We demonstrated that a wind farm optimised for LCOE would not necessarily maximise profit when supplying electricity in a merchant market. In a merchant market we showed that on typical sites in a particular market:
- Adding energy storage can be attractive if storage costs become low enough.
- Overplanting is usually not attractive.
- A larger turbine rotor is attractive, and
- Modifying control and operational strategies can provide a useful small benefit.
As a result, the client is in a position to bid effectively for projects whether they are linked to a power purchase agreement, or to merchant electricity supply.
A European developer is considering bidding in an upcoming offshore wind auction. Some auctions may allow bidding at ‘zero subsidy’ (directly into the merchant electricity market), as an alternative to a fixed-price power-purchase agreement.
Supplying into the merchant electricity market means LCOE models are not sufficient to drive the best design choices for the wind farm. This is because LCOE values every MWh of electricity produced the same. In a merchant market, the price for each MWh varies significantly over time.

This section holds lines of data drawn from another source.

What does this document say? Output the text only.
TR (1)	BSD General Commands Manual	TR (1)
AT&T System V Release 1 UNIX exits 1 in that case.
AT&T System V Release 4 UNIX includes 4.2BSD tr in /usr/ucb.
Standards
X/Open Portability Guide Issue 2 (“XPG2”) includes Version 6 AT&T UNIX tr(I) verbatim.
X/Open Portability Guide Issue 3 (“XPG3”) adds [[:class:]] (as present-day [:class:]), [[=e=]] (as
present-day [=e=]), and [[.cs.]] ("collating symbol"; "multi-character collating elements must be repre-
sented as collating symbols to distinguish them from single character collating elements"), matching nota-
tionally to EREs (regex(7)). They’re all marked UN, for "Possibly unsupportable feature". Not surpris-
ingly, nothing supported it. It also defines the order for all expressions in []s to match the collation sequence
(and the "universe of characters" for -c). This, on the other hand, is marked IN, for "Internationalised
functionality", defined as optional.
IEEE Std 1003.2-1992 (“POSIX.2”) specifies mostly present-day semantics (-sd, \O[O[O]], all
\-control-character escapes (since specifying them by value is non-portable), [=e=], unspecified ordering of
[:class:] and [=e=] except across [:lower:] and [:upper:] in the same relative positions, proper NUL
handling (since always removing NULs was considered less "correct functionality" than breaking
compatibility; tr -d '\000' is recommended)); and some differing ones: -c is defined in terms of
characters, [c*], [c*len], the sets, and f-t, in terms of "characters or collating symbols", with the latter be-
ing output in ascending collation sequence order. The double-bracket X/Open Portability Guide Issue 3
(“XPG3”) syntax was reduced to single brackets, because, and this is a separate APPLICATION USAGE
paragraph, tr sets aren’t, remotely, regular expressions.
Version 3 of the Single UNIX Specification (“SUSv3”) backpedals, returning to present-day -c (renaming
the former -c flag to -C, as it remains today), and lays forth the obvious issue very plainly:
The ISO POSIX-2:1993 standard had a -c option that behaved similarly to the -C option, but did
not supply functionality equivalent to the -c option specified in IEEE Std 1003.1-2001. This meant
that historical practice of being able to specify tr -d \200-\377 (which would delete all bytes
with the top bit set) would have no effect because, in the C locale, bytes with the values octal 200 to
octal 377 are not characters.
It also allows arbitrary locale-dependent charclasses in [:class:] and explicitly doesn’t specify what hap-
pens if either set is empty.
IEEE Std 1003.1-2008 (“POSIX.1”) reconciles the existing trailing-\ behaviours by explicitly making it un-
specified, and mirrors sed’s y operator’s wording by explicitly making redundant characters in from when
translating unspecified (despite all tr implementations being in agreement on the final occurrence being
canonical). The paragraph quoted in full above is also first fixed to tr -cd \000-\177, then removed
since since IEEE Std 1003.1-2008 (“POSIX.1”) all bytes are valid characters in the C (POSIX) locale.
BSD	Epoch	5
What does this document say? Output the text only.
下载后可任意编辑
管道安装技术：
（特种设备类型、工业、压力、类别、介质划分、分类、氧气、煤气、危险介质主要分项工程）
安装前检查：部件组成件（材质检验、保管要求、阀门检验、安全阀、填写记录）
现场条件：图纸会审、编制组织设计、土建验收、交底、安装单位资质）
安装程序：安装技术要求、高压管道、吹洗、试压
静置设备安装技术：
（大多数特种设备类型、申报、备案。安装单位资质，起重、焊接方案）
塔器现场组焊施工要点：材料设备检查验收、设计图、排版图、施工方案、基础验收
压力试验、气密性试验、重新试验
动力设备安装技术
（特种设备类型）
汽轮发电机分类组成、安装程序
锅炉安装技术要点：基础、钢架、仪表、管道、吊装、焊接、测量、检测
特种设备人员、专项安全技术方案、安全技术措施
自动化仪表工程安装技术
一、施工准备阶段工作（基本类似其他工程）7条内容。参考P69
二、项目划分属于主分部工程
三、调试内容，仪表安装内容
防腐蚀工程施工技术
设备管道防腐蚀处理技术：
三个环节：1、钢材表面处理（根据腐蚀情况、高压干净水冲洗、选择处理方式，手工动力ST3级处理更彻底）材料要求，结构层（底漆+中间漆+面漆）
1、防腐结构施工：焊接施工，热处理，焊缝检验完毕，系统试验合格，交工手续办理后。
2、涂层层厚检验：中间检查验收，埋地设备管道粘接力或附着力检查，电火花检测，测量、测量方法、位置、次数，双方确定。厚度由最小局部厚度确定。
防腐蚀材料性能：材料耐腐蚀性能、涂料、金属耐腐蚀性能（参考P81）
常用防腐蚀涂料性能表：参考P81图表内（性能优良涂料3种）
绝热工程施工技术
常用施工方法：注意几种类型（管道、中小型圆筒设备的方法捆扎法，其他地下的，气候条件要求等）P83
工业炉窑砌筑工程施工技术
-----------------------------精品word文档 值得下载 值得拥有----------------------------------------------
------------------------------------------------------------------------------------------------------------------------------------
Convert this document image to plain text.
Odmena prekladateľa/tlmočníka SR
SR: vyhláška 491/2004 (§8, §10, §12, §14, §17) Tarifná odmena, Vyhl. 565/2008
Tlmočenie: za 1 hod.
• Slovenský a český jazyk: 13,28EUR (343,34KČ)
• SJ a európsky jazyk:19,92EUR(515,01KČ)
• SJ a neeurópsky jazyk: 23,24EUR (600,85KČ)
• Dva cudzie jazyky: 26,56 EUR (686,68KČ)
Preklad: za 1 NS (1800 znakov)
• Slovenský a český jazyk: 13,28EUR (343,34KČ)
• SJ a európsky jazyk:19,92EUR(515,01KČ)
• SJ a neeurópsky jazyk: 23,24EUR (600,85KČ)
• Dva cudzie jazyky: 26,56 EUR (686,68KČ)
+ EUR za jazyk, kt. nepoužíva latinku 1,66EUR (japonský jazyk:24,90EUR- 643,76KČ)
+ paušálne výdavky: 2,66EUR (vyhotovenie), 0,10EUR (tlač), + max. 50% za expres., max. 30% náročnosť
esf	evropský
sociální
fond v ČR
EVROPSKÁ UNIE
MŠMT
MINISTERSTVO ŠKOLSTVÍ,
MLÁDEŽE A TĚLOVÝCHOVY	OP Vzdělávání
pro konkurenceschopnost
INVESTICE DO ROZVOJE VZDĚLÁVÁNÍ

We collected and matched hourly offshore wind speed data and hourly electricity market price data for three representative years and derived a relationship between wind speed and average market price. We projected how that relationship would change as more wind is expected to be added to the system over the next 20 years.
Using an approach for levelized cost of energy at market price (LC-Emp), we evaluated the impact of four strategies to increase the value of electricity generated:
- Combining the wind farm with 1, 2 and 4 hours of energy storage.
- Overplanting the wind farm by 5% and 10%.
- Increasing the turbine rotor area by 10%, and
- Modifying control and operational strategies to optimise use of turbine life based on current electricity price.